More recently, Ortiz has become known for her battles with California’s top stem-cell official, Robert Klein, over her efforts to increase government oversight of the state’s new stem-cell agency. Klein was the main force behind Proposition 71 and is now chairman of the Independent Citizens’ Oversight Committee for the California Institute for Regenerative Medicine.
Klein noted that the two other states with a disproportionate amount of stem-cell jobs were New Jersey and Massachusetts, which have pledged $390 million and $100 million, respectively. He also said that even without the Proposition 71 money, researchers in California have access to $200 million in mostly private funding.
“You see a tremendous disparity between states that have supportive legislation and states that have stable, long-term sources of funding,” Klein said.
UCSF’s Kriegstein said that Proposition 71 could prove to be a tremendous boon to researchers. But, in the meantime, he said they have been ramping up with private money, much of it from high-tech sources.
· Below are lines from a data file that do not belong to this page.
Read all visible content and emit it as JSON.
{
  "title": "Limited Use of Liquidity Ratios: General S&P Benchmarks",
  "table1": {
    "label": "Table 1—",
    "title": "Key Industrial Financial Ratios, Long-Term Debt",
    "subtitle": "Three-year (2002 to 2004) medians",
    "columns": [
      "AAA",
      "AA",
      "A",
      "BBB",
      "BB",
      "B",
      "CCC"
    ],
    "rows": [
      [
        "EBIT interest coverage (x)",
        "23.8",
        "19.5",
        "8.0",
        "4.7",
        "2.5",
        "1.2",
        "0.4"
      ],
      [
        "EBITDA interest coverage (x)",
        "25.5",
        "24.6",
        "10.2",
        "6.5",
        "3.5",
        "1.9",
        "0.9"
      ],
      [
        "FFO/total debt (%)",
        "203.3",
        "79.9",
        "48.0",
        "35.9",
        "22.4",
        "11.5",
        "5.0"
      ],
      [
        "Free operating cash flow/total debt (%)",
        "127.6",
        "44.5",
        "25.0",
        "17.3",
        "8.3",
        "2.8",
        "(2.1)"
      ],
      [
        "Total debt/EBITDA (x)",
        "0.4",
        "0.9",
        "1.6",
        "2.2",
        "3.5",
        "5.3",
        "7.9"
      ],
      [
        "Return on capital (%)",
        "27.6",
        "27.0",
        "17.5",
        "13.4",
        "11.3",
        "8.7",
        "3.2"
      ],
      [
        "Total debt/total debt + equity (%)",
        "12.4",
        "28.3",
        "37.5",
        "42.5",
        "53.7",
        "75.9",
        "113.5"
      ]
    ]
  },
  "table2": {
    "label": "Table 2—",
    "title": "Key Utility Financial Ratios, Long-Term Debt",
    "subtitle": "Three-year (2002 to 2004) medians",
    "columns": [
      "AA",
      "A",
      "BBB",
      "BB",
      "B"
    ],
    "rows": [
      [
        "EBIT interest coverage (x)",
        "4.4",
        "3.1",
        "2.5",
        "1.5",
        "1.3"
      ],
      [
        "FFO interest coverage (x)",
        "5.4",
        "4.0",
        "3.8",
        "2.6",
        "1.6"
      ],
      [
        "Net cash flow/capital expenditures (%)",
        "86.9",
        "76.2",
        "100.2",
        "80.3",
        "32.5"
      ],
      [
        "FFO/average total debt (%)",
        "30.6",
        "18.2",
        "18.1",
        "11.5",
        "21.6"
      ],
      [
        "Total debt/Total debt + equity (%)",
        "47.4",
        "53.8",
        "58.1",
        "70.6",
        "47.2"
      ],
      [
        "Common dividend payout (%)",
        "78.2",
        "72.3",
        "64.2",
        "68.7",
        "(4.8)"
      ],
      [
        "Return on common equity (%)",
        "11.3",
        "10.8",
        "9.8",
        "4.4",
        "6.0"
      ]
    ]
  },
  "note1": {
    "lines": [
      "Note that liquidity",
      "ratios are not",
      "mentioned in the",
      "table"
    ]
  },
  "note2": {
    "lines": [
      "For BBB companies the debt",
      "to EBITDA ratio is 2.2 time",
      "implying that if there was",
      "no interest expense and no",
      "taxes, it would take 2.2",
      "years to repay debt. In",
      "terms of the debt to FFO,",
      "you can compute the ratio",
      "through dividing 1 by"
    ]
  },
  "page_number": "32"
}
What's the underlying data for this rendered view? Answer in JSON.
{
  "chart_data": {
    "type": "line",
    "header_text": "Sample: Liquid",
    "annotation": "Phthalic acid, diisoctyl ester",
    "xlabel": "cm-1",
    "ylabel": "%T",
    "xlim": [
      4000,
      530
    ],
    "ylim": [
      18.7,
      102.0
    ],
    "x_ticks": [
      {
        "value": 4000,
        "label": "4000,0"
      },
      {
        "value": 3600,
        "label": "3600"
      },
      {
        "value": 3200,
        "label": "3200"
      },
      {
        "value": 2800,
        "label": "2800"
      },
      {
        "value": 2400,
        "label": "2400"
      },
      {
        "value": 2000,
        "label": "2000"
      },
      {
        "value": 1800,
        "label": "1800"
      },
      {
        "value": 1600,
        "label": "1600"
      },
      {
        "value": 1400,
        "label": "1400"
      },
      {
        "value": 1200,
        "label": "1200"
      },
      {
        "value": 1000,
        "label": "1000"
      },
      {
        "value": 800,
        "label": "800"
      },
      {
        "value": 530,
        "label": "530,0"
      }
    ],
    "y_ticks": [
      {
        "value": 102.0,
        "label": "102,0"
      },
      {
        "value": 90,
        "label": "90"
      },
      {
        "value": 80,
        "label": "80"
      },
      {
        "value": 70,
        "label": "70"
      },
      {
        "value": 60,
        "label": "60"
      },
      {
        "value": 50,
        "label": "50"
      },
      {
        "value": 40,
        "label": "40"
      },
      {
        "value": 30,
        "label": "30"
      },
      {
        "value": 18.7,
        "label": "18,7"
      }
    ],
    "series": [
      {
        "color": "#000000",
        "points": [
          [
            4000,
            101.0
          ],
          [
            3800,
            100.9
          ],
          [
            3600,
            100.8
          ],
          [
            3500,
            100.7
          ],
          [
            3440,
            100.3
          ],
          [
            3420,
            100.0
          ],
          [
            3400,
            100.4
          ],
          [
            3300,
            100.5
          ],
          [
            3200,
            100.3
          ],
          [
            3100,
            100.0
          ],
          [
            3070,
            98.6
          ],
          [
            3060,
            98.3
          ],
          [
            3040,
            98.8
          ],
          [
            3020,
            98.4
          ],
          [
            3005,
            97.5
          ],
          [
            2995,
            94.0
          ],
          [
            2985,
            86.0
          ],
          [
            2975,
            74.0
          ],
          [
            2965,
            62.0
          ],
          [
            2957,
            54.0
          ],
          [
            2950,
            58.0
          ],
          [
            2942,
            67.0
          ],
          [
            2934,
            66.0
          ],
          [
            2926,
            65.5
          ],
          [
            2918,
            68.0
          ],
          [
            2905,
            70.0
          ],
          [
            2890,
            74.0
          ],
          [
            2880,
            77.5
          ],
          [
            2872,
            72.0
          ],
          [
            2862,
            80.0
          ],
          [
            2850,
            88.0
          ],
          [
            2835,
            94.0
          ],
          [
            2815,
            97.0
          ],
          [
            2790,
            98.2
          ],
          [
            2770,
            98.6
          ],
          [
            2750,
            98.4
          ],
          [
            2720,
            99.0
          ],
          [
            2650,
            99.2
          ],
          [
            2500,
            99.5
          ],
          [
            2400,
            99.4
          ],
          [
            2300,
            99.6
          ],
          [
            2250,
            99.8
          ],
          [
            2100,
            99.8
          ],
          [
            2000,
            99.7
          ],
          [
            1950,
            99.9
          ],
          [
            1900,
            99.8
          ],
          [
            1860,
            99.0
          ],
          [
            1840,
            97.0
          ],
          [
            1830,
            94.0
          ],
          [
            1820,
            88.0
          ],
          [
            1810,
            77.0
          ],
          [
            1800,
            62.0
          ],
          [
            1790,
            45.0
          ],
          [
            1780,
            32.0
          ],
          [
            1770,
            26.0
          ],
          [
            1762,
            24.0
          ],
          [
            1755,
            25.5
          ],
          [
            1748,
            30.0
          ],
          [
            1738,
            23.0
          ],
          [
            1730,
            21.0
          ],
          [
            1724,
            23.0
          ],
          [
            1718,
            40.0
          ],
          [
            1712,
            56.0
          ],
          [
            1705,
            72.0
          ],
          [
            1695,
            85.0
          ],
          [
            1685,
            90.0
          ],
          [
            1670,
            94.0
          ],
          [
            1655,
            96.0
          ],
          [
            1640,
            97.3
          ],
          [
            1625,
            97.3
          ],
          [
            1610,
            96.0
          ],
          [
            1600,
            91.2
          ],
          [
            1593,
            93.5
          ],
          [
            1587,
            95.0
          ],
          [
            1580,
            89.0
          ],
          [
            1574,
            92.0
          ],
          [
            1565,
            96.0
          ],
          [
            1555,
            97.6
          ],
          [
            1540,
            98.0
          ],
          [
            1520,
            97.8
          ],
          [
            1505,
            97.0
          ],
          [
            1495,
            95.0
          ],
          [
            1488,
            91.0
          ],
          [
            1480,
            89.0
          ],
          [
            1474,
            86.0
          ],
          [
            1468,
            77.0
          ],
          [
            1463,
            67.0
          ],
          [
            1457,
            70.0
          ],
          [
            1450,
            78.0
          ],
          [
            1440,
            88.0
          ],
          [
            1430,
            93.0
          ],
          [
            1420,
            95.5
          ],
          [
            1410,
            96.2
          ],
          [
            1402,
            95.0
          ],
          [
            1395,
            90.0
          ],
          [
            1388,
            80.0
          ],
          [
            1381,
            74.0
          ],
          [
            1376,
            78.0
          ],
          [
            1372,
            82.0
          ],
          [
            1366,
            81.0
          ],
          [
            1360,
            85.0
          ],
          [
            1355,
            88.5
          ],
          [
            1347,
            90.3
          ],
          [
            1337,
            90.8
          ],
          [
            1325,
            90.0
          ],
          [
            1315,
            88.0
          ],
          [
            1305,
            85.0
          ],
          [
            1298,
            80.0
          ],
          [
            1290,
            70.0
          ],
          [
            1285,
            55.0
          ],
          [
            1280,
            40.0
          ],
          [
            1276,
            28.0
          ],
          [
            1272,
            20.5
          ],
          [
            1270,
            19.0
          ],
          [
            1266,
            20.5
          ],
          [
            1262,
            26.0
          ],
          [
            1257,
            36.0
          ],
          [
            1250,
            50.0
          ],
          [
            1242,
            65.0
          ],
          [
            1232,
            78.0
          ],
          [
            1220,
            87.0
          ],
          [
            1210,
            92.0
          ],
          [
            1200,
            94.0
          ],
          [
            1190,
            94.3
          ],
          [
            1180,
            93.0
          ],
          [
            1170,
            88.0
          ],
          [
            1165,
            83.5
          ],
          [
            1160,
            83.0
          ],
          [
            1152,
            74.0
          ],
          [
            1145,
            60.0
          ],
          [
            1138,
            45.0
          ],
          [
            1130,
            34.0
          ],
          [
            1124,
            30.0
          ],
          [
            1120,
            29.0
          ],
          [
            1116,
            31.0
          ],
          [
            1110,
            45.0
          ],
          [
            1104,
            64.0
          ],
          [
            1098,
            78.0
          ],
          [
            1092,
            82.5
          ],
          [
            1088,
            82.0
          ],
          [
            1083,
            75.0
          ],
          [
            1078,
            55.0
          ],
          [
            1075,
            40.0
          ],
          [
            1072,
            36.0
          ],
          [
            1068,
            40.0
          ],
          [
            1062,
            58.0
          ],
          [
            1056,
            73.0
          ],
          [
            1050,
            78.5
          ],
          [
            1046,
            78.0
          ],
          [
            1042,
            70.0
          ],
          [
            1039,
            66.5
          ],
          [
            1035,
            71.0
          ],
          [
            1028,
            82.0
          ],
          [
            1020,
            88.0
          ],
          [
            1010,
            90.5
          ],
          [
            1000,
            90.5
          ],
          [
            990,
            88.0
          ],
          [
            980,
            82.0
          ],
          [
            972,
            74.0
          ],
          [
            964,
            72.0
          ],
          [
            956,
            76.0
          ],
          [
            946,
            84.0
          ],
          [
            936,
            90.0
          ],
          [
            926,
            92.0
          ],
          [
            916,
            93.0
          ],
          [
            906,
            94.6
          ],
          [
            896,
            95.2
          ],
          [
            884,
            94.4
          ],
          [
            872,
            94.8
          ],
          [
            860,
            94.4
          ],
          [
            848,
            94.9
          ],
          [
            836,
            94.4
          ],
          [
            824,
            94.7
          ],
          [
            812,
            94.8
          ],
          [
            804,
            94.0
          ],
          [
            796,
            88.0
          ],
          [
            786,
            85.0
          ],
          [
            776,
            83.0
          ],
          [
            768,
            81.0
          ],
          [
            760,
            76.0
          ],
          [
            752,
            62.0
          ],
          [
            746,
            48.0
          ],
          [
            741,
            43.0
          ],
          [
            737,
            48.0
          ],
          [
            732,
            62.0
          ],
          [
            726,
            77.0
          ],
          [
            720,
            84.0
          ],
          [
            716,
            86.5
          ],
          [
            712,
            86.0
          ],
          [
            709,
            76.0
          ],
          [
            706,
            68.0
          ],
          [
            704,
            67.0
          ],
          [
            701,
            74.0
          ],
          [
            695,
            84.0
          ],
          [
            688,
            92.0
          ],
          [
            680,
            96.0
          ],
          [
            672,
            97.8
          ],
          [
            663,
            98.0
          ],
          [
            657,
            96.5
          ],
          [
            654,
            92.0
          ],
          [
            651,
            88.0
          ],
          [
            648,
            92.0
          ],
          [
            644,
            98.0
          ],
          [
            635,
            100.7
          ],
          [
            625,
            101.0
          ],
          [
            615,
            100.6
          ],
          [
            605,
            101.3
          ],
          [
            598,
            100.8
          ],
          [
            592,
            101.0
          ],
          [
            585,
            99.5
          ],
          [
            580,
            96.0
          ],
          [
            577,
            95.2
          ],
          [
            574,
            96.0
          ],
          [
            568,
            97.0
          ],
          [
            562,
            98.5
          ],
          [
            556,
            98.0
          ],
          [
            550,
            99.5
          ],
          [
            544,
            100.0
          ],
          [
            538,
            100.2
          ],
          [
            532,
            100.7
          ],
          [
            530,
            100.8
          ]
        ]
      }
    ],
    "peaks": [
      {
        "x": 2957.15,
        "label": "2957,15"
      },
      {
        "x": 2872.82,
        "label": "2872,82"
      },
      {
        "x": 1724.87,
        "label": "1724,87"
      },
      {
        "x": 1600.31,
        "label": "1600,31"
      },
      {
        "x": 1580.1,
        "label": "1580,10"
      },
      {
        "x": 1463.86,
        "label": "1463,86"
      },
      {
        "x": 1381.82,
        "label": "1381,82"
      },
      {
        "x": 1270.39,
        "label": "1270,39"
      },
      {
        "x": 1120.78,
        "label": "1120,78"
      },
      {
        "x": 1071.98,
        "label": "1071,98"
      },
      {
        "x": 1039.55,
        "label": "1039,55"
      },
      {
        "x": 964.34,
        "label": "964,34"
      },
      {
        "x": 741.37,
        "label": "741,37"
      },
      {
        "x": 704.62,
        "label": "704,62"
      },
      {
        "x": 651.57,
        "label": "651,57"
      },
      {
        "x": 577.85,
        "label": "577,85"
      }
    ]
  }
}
This includes $5 million from Intel co-founder Andy Grove and $16 million from Ray Dolby, founder of Dolby Labs.
Such aggressive fund raising is necessary, partially because Bush’s “existing line” policy is making it more expensive for them to do stem-cell research, even without federal money, Kriegstein said. They generally are barred from using equipment and buildings paid for with National Institutes of Health money for research, forcing them to develop new facilities.
“I can be done–provided you want to scrupulously account for every single expense,” Kriegstein said. “We decided that would be a nightmare to do.”